A widower has told how wind turbines taller than Big Ben would “destroy” his life.
Michael Lonican, of Branthwaite near Workington, lives just 700m from former coal mine Potato Pot where London-based Airvolution wants to erect three 328ft wind turbines.
The 69-year-old, of Lostrigg Cottage, was too upset to give evidence on the first day of the planning inquiry at Workington yesterday.
He told the News & Star the development would “destroy my life”.
“I don’t think I could stand living there,” he said.
His wife Christine died several years ago but they used to sit together by the beck.
“She said it was like a little bit of heaven. This will destroy that thought.”
The inquiry was called following an appeal by Airvolution Energy after Allerdale Council failed to determine the application within the agreed time frame. Mr Lonican watched the proceedings but admitted that giving evidence himself would prove too much. “I would break down,” he said.
The planning inspector, John Braithwaite, who will make the final decision, had to call for quiet twice as angry residents tried to interject.
Among the most vocal was Robert Gate, 63, a farmer from Branthwaite.
Speaking during a break in proceedings, he said: “The nearness is my main objection. It would be unacceptable to live beside them or sit out in our gardens with the constant whirling and noise. I live and work on the land.”

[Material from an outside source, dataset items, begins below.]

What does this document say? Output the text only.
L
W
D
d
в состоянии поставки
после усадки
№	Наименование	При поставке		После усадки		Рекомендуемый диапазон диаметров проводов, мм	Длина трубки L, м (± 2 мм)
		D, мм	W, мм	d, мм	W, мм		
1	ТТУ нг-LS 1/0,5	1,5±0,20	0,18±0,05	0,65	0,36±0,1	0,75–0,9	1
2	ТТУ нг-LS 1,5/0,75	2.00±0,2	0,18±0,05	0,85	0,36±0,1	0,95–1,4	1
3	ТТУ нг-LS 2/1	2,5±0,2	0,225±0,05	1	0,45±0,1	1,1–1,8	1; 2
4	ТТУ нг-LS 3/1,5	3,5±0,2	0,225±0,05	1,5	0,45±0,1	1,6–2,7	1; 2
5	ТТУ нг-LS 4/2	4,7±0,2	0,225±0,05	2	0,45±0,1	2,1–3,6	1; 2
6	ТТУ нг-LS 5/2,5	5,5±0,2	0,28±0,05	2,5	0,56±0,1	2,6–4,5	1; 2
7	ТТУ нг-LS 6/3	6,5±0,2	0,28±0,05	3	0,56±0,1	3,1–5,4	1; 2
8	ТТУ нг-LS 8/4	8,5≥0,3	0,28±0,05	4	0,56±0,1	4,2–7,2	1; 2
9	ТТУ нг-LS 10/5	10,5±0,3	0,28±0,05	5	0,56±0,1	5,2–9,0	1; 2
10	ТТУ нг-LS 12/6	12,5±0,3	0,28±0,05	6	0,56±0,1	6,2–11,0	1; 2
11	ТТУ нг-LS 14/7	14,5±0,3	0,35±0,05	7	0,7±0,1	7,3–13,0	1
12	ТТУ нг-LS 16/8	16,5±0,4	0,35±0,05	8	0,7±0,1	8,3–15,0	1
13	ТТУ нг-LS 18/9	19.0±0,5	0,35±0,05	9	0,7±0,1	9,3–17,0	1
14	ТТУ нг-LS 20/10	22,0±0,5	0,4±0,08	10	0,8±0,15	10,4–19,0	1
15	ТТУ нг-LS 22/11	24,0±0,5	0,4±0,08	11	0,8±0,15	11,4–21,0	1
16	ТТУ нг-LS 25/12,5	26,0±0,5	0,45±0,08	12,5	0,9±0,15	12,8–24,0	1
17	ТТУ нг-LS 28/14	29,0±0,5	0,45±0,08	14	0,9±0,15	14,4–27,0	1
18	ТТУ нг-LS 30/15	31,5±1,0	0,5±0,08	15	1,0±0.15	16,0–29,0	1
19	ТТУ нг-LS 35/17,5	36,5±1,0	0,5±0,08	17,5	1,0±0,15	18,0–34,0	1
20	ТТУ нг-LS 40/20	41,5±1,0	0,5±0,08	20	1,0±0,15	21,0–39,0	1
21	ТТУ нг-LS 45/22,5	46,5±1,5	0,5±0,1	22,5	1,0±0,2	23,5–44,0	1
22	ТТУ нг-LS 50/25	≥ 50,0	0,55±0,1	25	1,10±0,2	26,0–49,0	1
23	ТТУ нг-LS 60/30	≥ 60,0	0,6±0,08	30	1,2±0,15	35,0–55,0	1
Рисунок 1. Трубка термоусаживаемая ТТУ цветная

Nicky Cockburn, an Allerdale councillor for Broughton St Bridget, said Airvolution’s ornithological and cumulative impact survey did not show the full impact of the turbines.
She added that Airvolution had failed to include 34 other turbines in its assessment.
Mrs Cockburn was also concerned about the effect on bird life although there has been no objection from the RSPB.
Jonathan King, who gave expert landscape evidence, said the effect of the development on nearby properties would be “substantial” and “adverse”, particularly for those living at Gilgarran.
The inquiry is due to hear from residents and anti-wind farm protestors today, including Marion Fitzgerald of FORCE.
Allerdale Council has received 19 objections, including one from the county council. It has not had any letters of support.
The development would be visible from Gilgarran, Winscales, Pica, Distington, High Harrington, Ullock and Dean.
It would also be seen from Workington, Lamplugh, Lowca, Deanscales and Greysouthen, and from parts of the Lake District.
Residents in Lamplugh Road, Branthwaite, have objected on the grounds that “the scale of the turbines would be overwhelming and will dominate the landscape to an unacceptable degree.”
Meanwhile, another company, FCC Environment wants to erect four 324ft (99m) turbines close by on a landfill site at Lillyhall.
But David Hardy, representing Airvolution, said it was not right to refuse the scheme on the basis of something that might never happen.
A spokeswoman for Airvolution has previously said the project would generate green electricity for 25 years. It would meet the needs of 3,800 homes.